How It Works:
- Buy the Home with Cash: You purchase the property outright without taking a loan.
- Refinance Shortly After Closing: Typically within 6 months of the purchase, you apply for a cash-out refinance.
- Get Your Money Back: The lender reimburses you for the amount you paid in cash (up to the purchase price or appraised value, whichever is lower), turning the equity into a loan.
Why Do Buyers Use Delayed Financing?
- Competitive Advantage: Cash offers are attractive to sellers, especially in competitive markets.
- Quick Closing: Eliminates the waiting period for traditional loan approval.
- Liquidity: You free up cash for other investments or opportunities after closing.
- Avoid Tying Up Capital: Great for investors who want to reuse their funds quickly.
Requirements for Delayed Financing:
- Proof of Cash Purchase: You’ll need to show documentation, such as the closing statement or HUD-1, proving you paid cash.
- Property Must Be in Your Name: The title must be clear and in your name (or an eligible entity, like an LLC for investment properties).
- Loan-to-Value (LTV) Ratio: Most lenders allow up to 70-80% of the home’s value in a refinance.
- No Liens: The property must be free of any liens when you apply for refinancing.
- Source of Funds: Some lenders require proof that the cash used for purchase was not borrowed.
Pros of Delayed Financing:
- Retain the benefits of a cash purchase without depleting your liquidity.

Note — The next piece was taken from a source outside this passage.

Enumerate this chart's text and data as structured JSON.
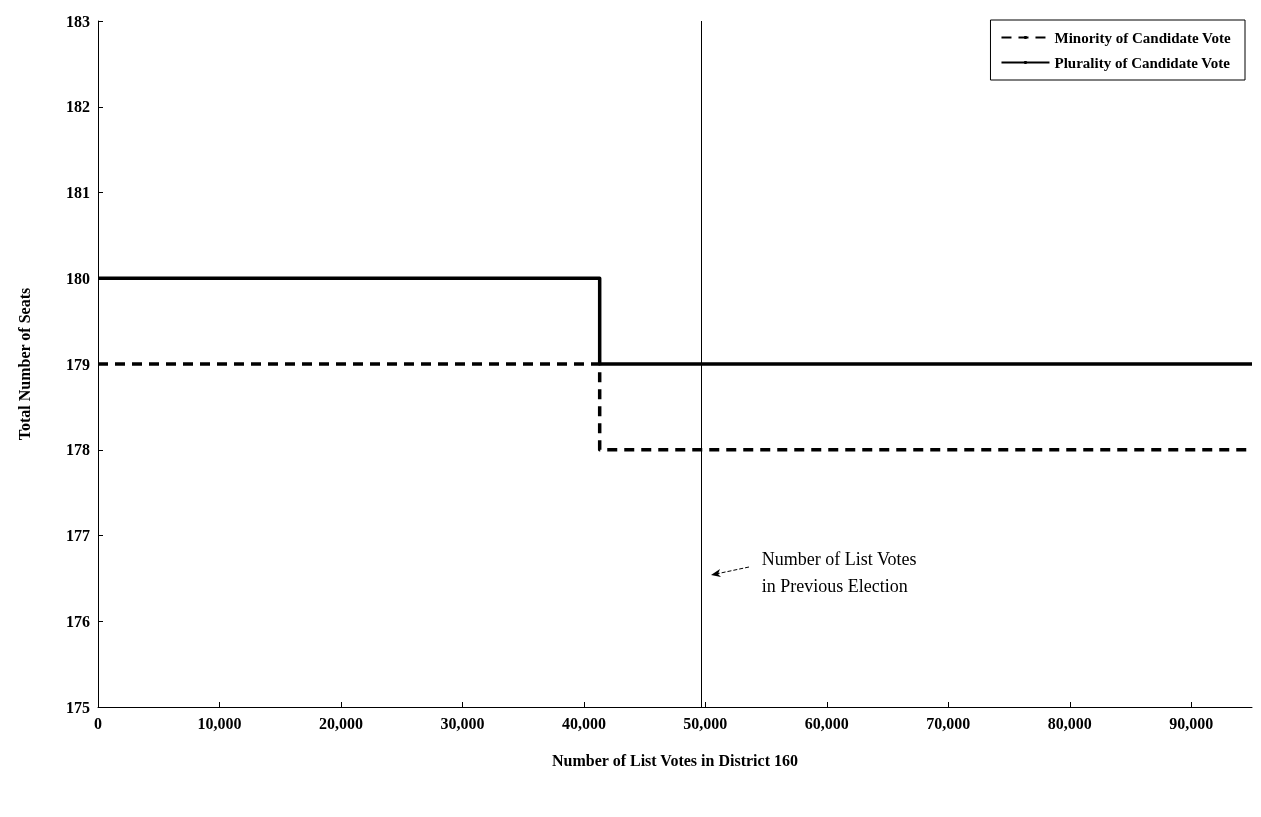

- Potentially secure better mortgage terms due to the lower risk for lenders.
- Allows you to make cash offers in competitive markets.
Cons of Delayed Financing:
- Interest rates for cash-out refinances may be slightly higher than traditional purchase loans.
- Closing costs and fees are incurred twice (once for purchase and again for refinancing).
- Some lenders may have stricter guidelines for these transactions.
Who Benefits Most?
- Investors: Who want to flip or rent out properties and keep their cash flowing.
- Homebuyers in Hot Markets: Where cash offers often win bidding wars.
- Buyers Seeking Bargains: Like foreclosures or short sales that may require fast, cash-only deals.
- This can be a game-changer in competitive markets or for buyers with strong cash reserves but who want flexibility.